閃光と轟音。更に地響きが唸り、空間が、ぱっ、と、白色に染まり上がる……。
★○★○★○★○★○★○
「度重なるご無礼を、おわび申し上げます」
カラバッジオと三姉妹。ロトの前で膝を着け、深く、頭を下げていた。
「時の墓場から〈増悪な思念〉のみを掘り起こされ【団体】に利用されていた。それでも……」
「残念ながら、ロト。貴方の記憶は在りません」
「そうか」と、ロトは溜息を吹かせ、カラバッジオの腕を掴み、ゆっくりと立ち上がらせていった。

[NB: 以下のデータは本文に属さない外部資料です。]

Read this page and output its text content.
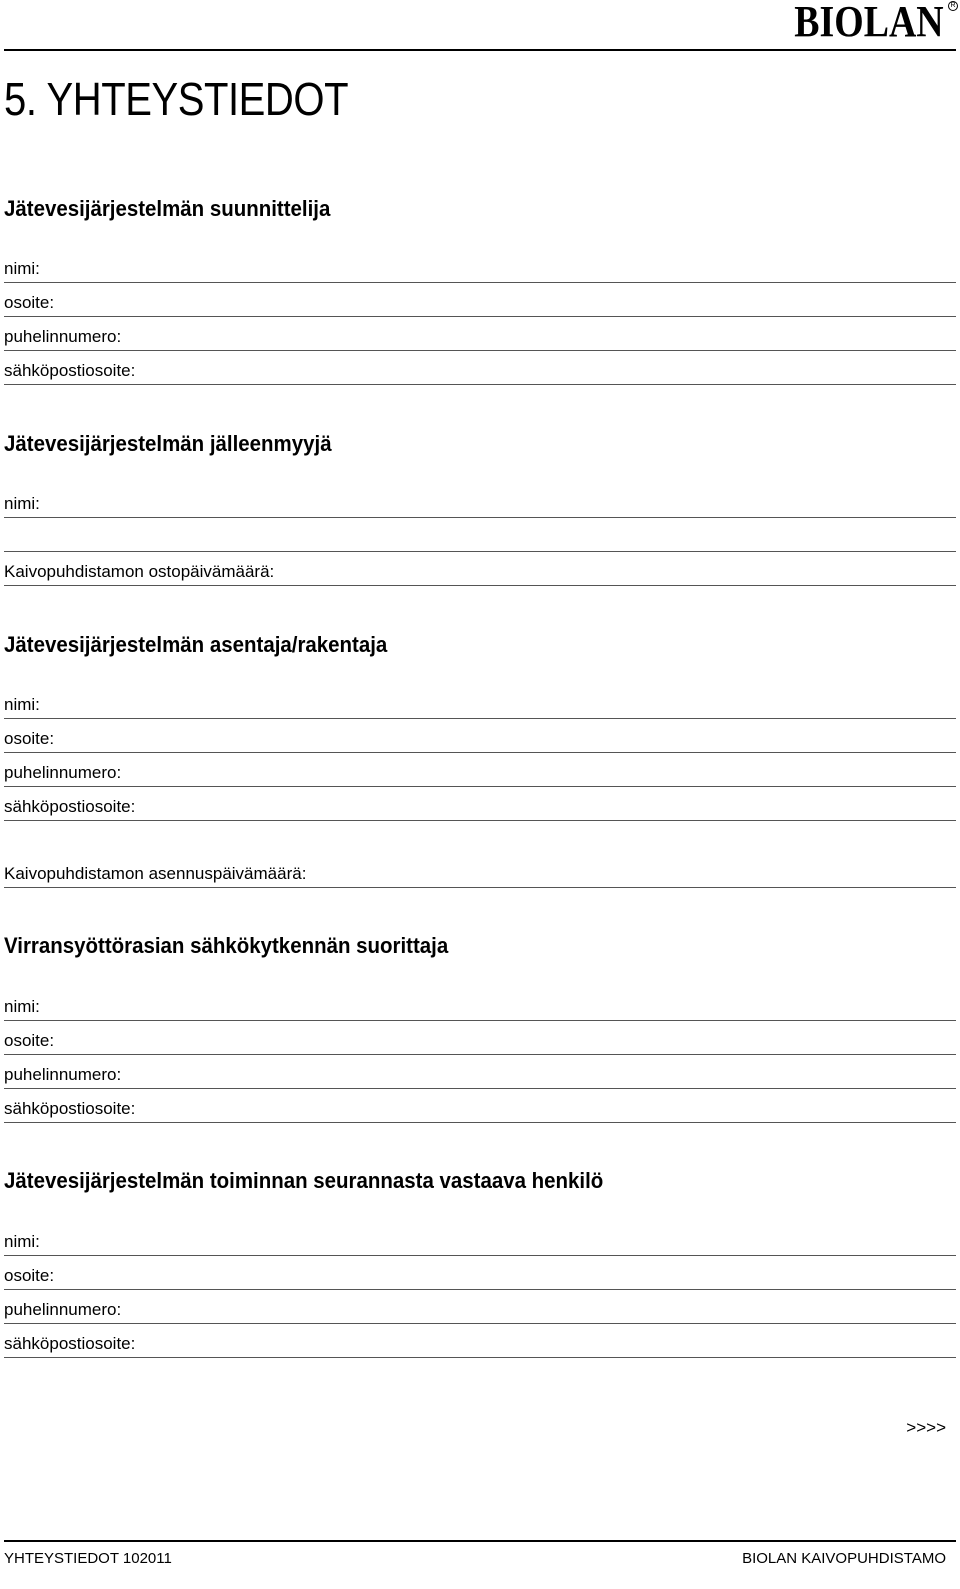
BIOLAN R
5. YHTEYSTIEDOT
Jätevesijärjestelmän suunnittelija
nimi:
osoite:
puhelinnumero:
sähköpostiosoite:
Jätevesijärjestelmän jälleenmyyjä
nimi:
Kaivopuhdistamon ostopäivämäärä:
Jätevesijärjestelmän asentaja/rakentaja
nimi:
osoite:
puhelinnumero:
sähköpostiosoite:
Kaivopuhdistamon asennuspäivämäärä:
Virransyöttörasian sähkökytkennän suorittaja
nimi:
osoite:
puhelinnumero:
sähköpostiosoite:
Jätevesijärjestelmän toiminnan seurannasta vastaava henkilö
nimi:
osoite:
puhelinnumero:
sähköpostiosoite:
>>>>
YHTEYSTIEDOT 102011	BIOLAN KAIVOPUHDISTAMO
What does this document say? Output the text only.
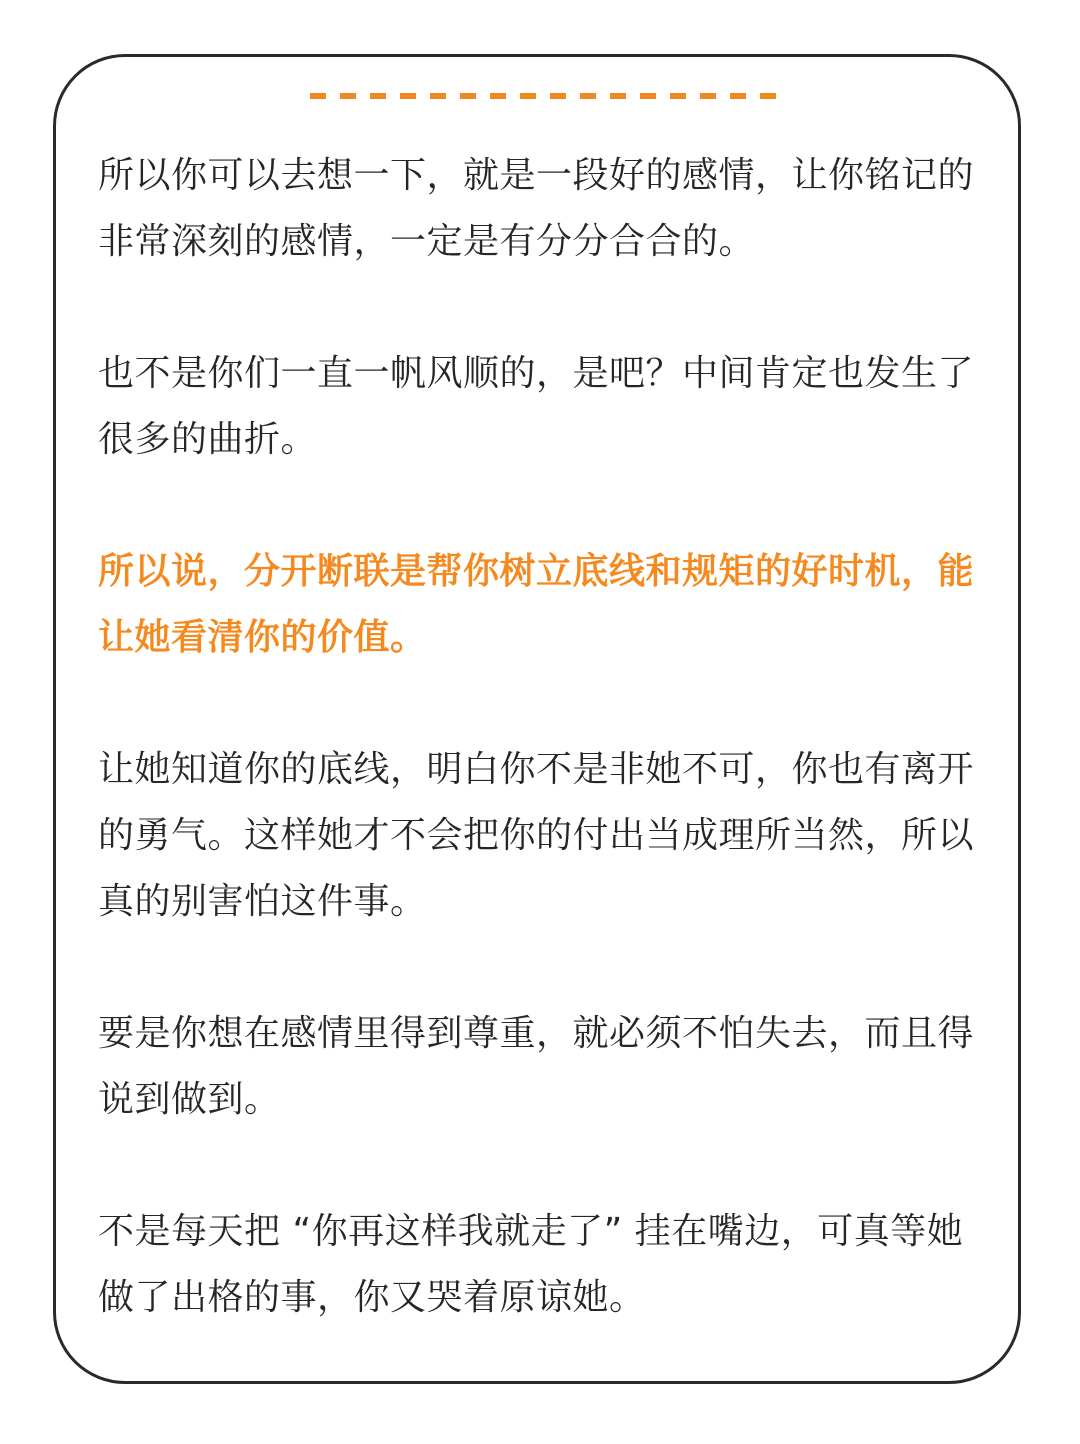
所以你可以去想一下，就是一段好的感情，让你铭记的非常深刻的感情，一定是有分分合合的。

也不是你们一直一帆风顺的，是吧？中间肯定也发生了很多的曲折。

所以说，分开断联是帮你树立底线和规矩的好时机，能让她看清你的价值。

让她知道你的底线，明白你不是非她不可，你也有离开的勇气。这样她才不会把你的付出当成理所当然，所以真的别害怕这件事。

要是你想在感情里得到尊重，就必须不怕失去，而且得说到做到。

不是每天把 “你再这样我就走了” 挂在嘴边，可真等她做了出格的事，你又哭着原谅她。
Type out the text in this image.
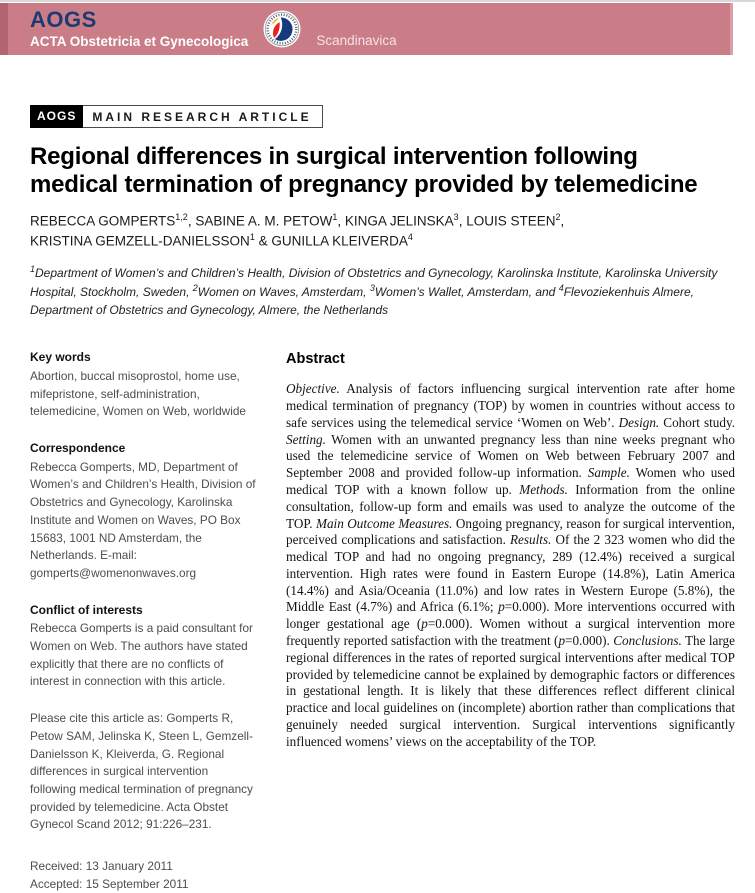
AOGS
ACTA Obstetricia et Gynecologica	Scandinavica
AOGS	MAIN RESEARCH ARTICLE
Regional differences in surgical intervention following
medical termination of pregnancy provided by telemedicine

REBECCA GOMPERTS$^{1,2}$, SABINE A. M. PETOW$^1$, KINGA JELINSKA$^3$, LOUIS STEEN$^2$,
KRISTINA GEMZELL-DANIELSSON$^1$ & GUNILLA KLEIVERDA$^4$

$^1$Department of Women’s and Children’s Health, Division of Obstetrics and Gynecology, Karolinska Institute, Karolinska University Hospital, Stockholm, Sweden, $^2$Women on Waves, Amsterdam, $^3$Women’s Wallet, Amsterdam, and $^4$Flevoziekenhuis Almere, Department of Obstetrics and Gynecology, Almere, the Netherlands

Key words

Abortion, buccal misoprostol, home use, mifepristone, self-administration, telemedicine, Women on Web, worldwide

Correspondence

Rebecca Gomperts, MD, Department of Women’s and Children’s Health, Division of Obstetrics and Gynecology, Karolinska Institute and Women on Waves, PO Box 15683, 1001 ND Amsterdam, the Netherlands. E-mail: gomperts@womenonwaves.org

Conflict of interests

Rebecca Gomperts is a paid consultant for Women on Web. The authors have stated explicitly that there are no conflicts of interest in connection with this article.

Please cite this article as: Gomperts R, Petow SAM, Jelinska K, Steen L, Gemzell-Danielsson K, Kleiverda, G. Regional differences in surgical intervention following medical termination of pregnancy provided by telemedicine. Acta Obstet Gynecol Scand 2012; 91:226–231.

Received: 13 January 2011

Accepted: 15 September 2011

Abstract

Objective. Analysis of factors influencing surgical intervention rate after home medical termination of pregnancy (TOP) by women in countries without access to safe services using the telemedical service ‘Women on Web’. Design. Cohort study. Setting. Women with an unwanted pregnancy less than nine weeks pregnant who used the telemedicine service of Women on Web between February 2007 and September 2008 and provided follow-up information. Sample. Women who used medical TOP with a known follow up. Methods. Information from the online consultation, follow-up form and emails was used to analyze the outcome of the TOP. Main Outcome Measures. Ongoing pregnancy, reason for surgical intervention, perceived complications and satisfaction. Results. Of the 2 323 women who did the medical TOP and had no ongoing pregnancy, 289 (12.4%) received a surgical intervention. High rates were found in Eastern Europe (14.8%), Latin America (14.4%) and Asia/Oceania (11.0%) and low rates in Western Europe (5.8%), the Middle East (4.7%) and Africa (6.1%; p=0.000). More interventions occurred with longer gestational age (p=0.000). Women without a surgical intervention more frequently reported satisfaction with the treatment (p=0.000). Conclusions. The large regional differences in the rates of reported surgical interventions after medical TOP provided by telemedicine cannot be explained by demographic factors or differences in gestational length. It is likely that these differences reflect different clinical practice and local guidelines on (incomplete) abortion rather than complications that genuinely needed surgical intervention. Surgical interventions significantly influenced womens’ views on the acceptability of the TOP.
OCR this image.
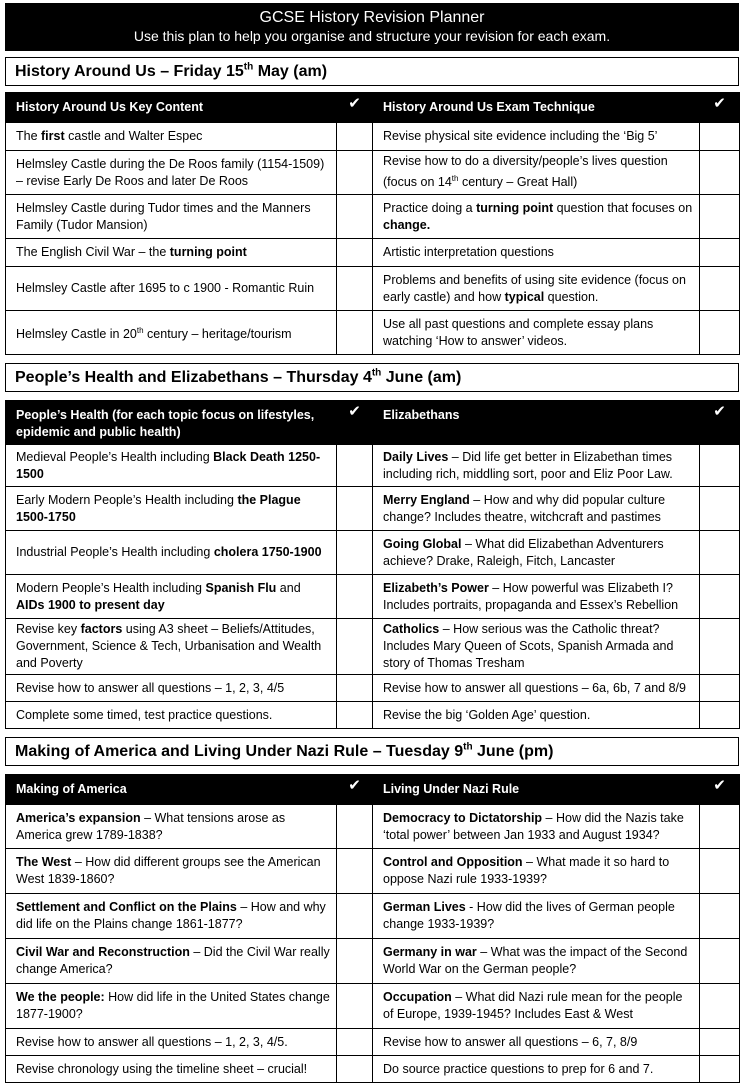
GCSE History Revision Planner
Use this plan to help you organise and structure your revision for each exam.
History Around Us – Friday 15th May (am)
History Around Us Key Content	✔	History Around Us Exam Technique	✔
The first castle and Walter Espec		Revise physical site evidence including the ‘Big 5’	
Helmsley Castle during the De Roos family (1154-1509) – revise Early De Roos and later De Roos		Revise how to do a diversity/people’s lives question (focus on 14th century – Great Hall)	
Helmsley Castle during Tudor times and the Manners Family (Tudor Mansion)		Practice doing a turning point question that focuses on change.	
The English Civil War – the turning point		Artistic interpretation questions	
Helmsley Castle after 1695 to c 1900 - Romantic Ruin		Problems and benefits of using site evidence (focus on early castle) and how typical question.	
Helmsley Castle in 20th century – heritage/tourism		Use all past questions and complete essay plans watching ‘How to answer’ videos.	
People’s Health and Elizabethans – Thursday 4th June (am)
People’s Health (for each topic focus on lifestyles, epidemic and public health)	✔	Elizabethans	✔
Medieval People’s Health including Black Death 1250-1500		Daily Lives – Did life get better in Elizabethan times including rich, middling sort, poor and Eliz Poor Law.	
Early Modern People’s Health including the Plague 1500-1750		Merry England – How and why did popular culture change? Includes theatre, witchcraft and pastimes	
Industrial People’s Health including cholera 1750-1900		Going Global – What did Elizabethan Adventurers achieve? Drake, Raleigh, Fitch, Lancaster	
Modern People’s Health including Spanish Flu and AIDs 1900 to present day		Elizabeth’s Power – How powerful was Elizabeth I? Includes portraits, propaganda and Essex’s Rebellion	
Revise key factors using A3 sheet – Beliefs/Attitudes, Government, Science & Tech, Urbanisation and Wealth and Poverty		Catholics – How serious was the Catholic threat? Includes Mary Queen of Scots, Spanish Armada and story of Thomas Tresham	
Revise how to answer all questions – 1, 2, 3, 4/5		Revise how to answer all questions – 6a, 6b, 7 and 8/9	
Complete some timed, test practice questions.		Revise the big ‘Golden Age’ question.	
Making of America and Living Under Nazi Rule – Tuesday 9th June (pm)
Making of America	✔	Living Under Nazi Rule	✔
America’s expansion – What tensions arose as America grew 1789-1838?		Democracy to Dictatorship – How did the Nazis take ‘total power’ between Jan 1933 and August 1934?	
The West – How did different groups see the American West 1839-1860?		Control and Opposition – What made it so hard to oppose Nazi rule 1933-1939?	
Settlement and Conflict on the Plains – How and why did life on the Plains change 1861-1877?		German Lives - How did the lives of German people change 1933-1939?	
Civil War and Reconstruction – Did the Civil War really change America?		Germany in war – What was the impact of the Second World War on the German people?	
We the people: How did life in the United States change 1877-1900?		Occupation – What did Nazi rule mean for the people of Europe, 1939-1945? Includes East & West	
Revise how to answer all questions – 1, 2, 3, 4/5.		Revise how to answer all questions – 6, 7, 8/9	
Revise chronology using the timeline sheet – crucial!		Do source practice questions to prep for 6 and 7.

「あなた達の眠りを起こした。その、実体を必ず、突き止めて見ます!」
「タクトでしたね?此れは私の勘ですが、貴方もまた、ロトと同じく、時と世界に翻弄される宿命をお持ちの様子です」
カラバッジオの言葉に、誰もが息を呑む。
「その意味、よく、判りません」
「今はそうでも、その現実を目の前にしてしまう。でも、恐れる必要はありません」
──カラバ様、そろそろ……。
──もう少し、止まる時間が欲しかったけど、仕方ないわね?
──名残惜しみは無用です。私達は、やっと、旅立つ事が出来るのですから。
「何処にだ?」と、アルマは訊く。
光が溢れる世界……。そう、アルマ。貴女が素敵な相手と巡り会えた───。
────。
「ロト。あいつの声、よく、聞き取れなかった」
「悪い、俺、考え事していた」
バースとロトは、お互いの顔を正面にさせ、笑みを湛え合う。
バースさん、あんなところに扉があります。
前進あるのみか……。どれ、さっさと行くぞ。
順応し過ぎだな?
簡単に言えば、馬鹿なのだ。特にバースは、な!
アルマ、ロトに要らんこと吹き込むなよ。
「開けますよ」と、タクトは赤と黒の色を瞬かせる鍵を〈扉〉の鍵穴に差し込むと、其れは淡雪のように溶けて……緑と水の薫りを含ませる光が、鼻をひくつかせていった。
……今のうちに謝ります。ロトくんにとんでもない事を喋らせてしまいました。カラバッジオさんも尽く、呼ばれかたを弄くられて、気の毒です。